Pages

Thursday, October 01, 2015

Mr. Smarmy, called another thing at another time and place.

See red meat to the wolves.

A link.

Demagogue? Is that a better term than the Speaker's? Smarmy remains my Ted Cruz vote. Snake is another possible Cruz descriptive word. I stick with smarmy.

Regarding the Speaker, an interesting monologue, and note a couple of references to 1980 and onward.

As to differing terminology, Breitbart.com appears to indirectly deny the Speaker knows one when he sees one.


UPDATE: After the recent vote to fund the government through Dec. 11, to avoid a GOP shutdown and the unpopular results for that party another GOP shutdown would have brought, other terms for Mr. Smarmy, one man's opinion at Salon [with editorial approval there], "grifter," and the trifecta headlining, "self-promoting narcissist" "a fraud and a nihilist;" online respectively, here and here, embedded video and all. But Salon leans left, correct? Well, Politico leans right, but is NOT batshit crazy nor super-mean, so check out its posts here and here. Cruz is wearing thin on his own party, being too much of an ass among Republicans; and that is a tall order given the context. If they were to have discovered a foreign object in their punch bowl, many in that group might think it was Cruz that put it there. Politico, here in a Sept. 28, 2015, item (as already cited), writes:

On Monday night, Cruz’s colleagues ignored his attempt to disrupt Senate Majority Leader Mitch McConnell’s efforts to fund the government without attacking Planned Parenthood. In an unusual rebuke, even fellow Republicans denied him a “sufficient second” that would have allowed him a roll call vote.

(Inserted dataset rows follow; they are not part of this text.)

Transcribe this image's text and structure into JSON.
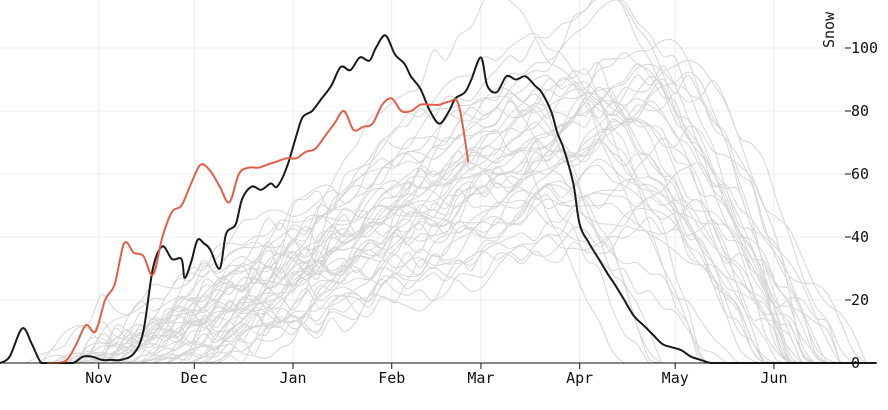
{
  "chart_data": {
    "type": "line",
    "ylabel": "Snow",
    "ylim": [
      0,
      115
    ],
    "y_ticks": [
      0,
      20,
      40,
      60,
      80,
      100
    ],
    "x_range": [
      "Oct 1",
      "Jun 30"
    ],
    "x_ticks": [
      {
        "label": "Nov",
        "day": 31
      },
      {
        "label": "Dec",
        "day": 61
      },
      {
        "label": "Jan",
        "day": 92
      },
      {
        "label": "Feb",
        "day": 123
      },
      {
        "label": "Mar",
        "day": 151
      },
      {
        "label": "Apr",
        "day": 182
      },
      {
        "label": "May",
        "day": 212
      },
      {
        "label": "Jun",
        "day": 243
      }
    ],
    "grid": true,
    "colors": {
      "historical": "#d6d6d6",
      "highlight": "#1a1a1a",
      "current": "#e0604a",
      "grid": "#ececec",
      "axis": "#111111"
    },
    "historical_series_count": 45,
    "series": [
      {
        "role": "highlight",
        "color": "#1a1a1a",
        "x": [
          0,
          3,
          7,
          10,
          13,
          16,
          19,
          23,
          26,
          29,
          32,
          35,
          38,
          42,
          45,
          48,
          51,
          54,
          57,
          58,
          60,
          62,
          64,
          66,
          69,
          71,
          74,
          76,
          79,
          82,
          85,
          87,
          90,
          93,
          95,
          98,
          101,
          104,
          107,
          110,
          113,
          116,
          118,
          121,
          124,
          127,
          129,
          132,
          135,
          138,
          141,
          143,
          146,
          148,
          151,
          153,
          156,
          159,
          162,
          165,
          168,
          170,
          173,
          175,
          177,
          180,
          182,
          185,
          188,
          191,
          193,
          196,
          199,
          202,
          205,
          208,
          211,
          214,
          217,
          220,
          223,
          226,
          229,
          232,
          235,
          238,
          241,
          245,
          249,
          255,
          265,
          275
        ],
        "y": [
          0,
          2,
          11,
          6,
          0,
          0,
          0,
          0,
          2,
          2,
          1,
          1,
          1,
          3,
          10,
          30,
          37,
          33,
          33,
          27,
          32,
          39,
          38,
          36,
          30,
          41,
          44,
          52,
          56,
          55,
          57,
          56,
          62,
          72,
          78,
          80,
          84,
          88,
          94,
          93,
          97,
          96,
          100,
          104,
          98,
          95,
          91,
          87,
          80,
          76,
          80,
          84,
          86,
          90,
          97,
          88,
          86,
          91,
          90,
          91,
          88,
          86,
          80,
          73,
          68,
          57,
          44,
          38,
          33,
          28,
          25,
          20,
          15,
          12,
          9,
          6,
          5,
          4,
          2,
          1,
          0,
          0,
          0,
          0,
          0,
          0,
          0,
          0,
          0,
          0,
          0,
          0
        ]
      },
      {
        "role": "current",
        "color": "#e0604a",
        "x": [
          15,
          18,
          21,
          24,
          27,
          30,
          33,
          36,
          39,
          42,
          45,
          48,
          51,
          54,
          57,
          60,
          63,
          66,
          69,
          72,
          75,
          78,
          81,
          84,
          87,
          90,
          93,
          96,
          99,
          102,
          105,
          108,
          111,
          114,
          117,
          120,
          123,
          126,
          129,
          132,
          135,
          138,
          141,
          144,
          147
        ],
        "y": [
          0,
          0,
          1,
          6,
          12,
          10,
          20,
          25,
          38,
          35,
          34,
          28,
          40,
          48,
          50,
          57,
          63,
          61,
          56,
          51,
          60,
          62,
          62,
          63,
          64,
          65,
          65,
          67,
          68,
          72,
          76,
          80,
          74,
          75,
          76,
          82,
          84,
          80,
          80,
          82,
          82,
          82,
          83,
          82,
          64
        ]
      }
    ]
  }
}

Then, his Republican colleagues loudly bellowed “no” when Cruz sought a voice vote, a second repudiation that showed how little support Cruz has: Just one other GOP senator — Utah’s Mike Lee — joined with Cruz as he was overruled by McConnell and his deputies.

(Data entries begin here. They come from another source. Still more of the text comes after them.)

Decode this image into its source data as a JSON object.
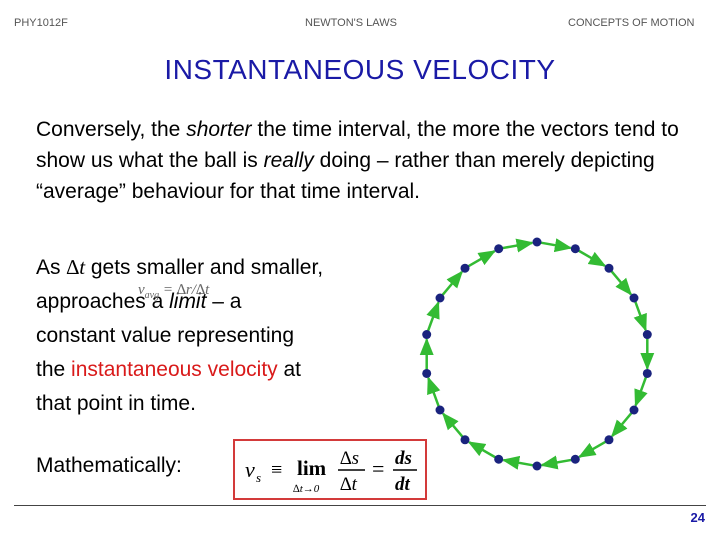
{
  "header": {
    "left": "PHY1012F",
    "center": "NEWTON'S LAWS",
    "right": "CONCEPTS OF MOTION"
  },
  "title": "INSTANTANEOUS VELOCITY",
  "intro": {
    "part1": "Conversely, the ",
    "shorter": "shorter",
    "part2": " the time interval, the more the vectors tend to show us what the ball is ",
    "really": "really",
    "part3": " doing – rather than merely depicting “average” behaviour for that time interval."
  },
  "para2": {
    "as": "As ",
    "delta_t": "∆t",
    "gets": " gets smaller and smaller,",
    "approaches": "approaches a ",
    "limit": "limit",
    "dash": " – a",
    "constant": "constant value representing",
    "the": "the ",
    "inst_vel": "instantaneous velocity",
    "at": " at",
    "that_point": "that point in time."
  },
  "overlay_fraction": {
    "v": "v",
    "sub": "avg",
    "eq": "= ∆r/∆t"
  },
  "math_label": "Mathematically:",
  "formula": {
    "v": "v",
    "sub": "s",
    "equiv": "≡",
    "lim": "lim",
    "lim_sub": "∆t→0",
    "num1": "∆s",
    "den1": "∆t",
    "eq": "=",
    "num2": "ds",
    "den2": "dt"
  },
  "figure": {
    "dot_count": 18,
    "dot_color": "#1a237e",
    "arrow_color": "#33bb33"
  },
  "page_number": "24"
}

It was the second time that Cruz had been denied a procedural courtesy that’s routinely granted to senators in both parties. The first came after he called McConnell a liar this summer.

Cruz was incredulous on Monday, calling it an “unprecedented procedural trick."

“What does denying a second mean? Denying a recorded vote. Why is that important?” Cruz said. “When you are breaking the commitment you’ve made to the men and women who elected you, the most painful thing in the world is accountability.”

Indeed, denying Cruz a vote prevents the Texas senator from dredging up the roll call in the future and using it to attack his colleagues.

[...] Cruz’s speech was filled with familiar accusations that Republican leaders were capitulating, even as he praised Democrats for being more resolute than the GOP. But Cruz also personally lambasted McConnell and his deputies for denying a roll call vote that would have failed anyway, arguing that results are rigged in the Senate and that conservatives have no influence anymore.

“There are no mystical powers that allow you to roll over that. But in the House we still got 30, 40, 50 strong conservatives,” Cruz said.

In reality, it’s not Senate procedure that stymied Cruz on Monday night. Republicans have grown tired of Cruz pushing proposals that he knows McConnell and other Republicans will never back, like defunding Planned Parenthood in a spending bill, then criticizing McConnell for not taking up the plan even as he uses the fight to bolster his presidential campaign as Washington's consummate outsider.

When Senate GOP members as a bloc discredit and distrust the motives of one of their own, publicly, you are dealing with week old fish, noted as pungent.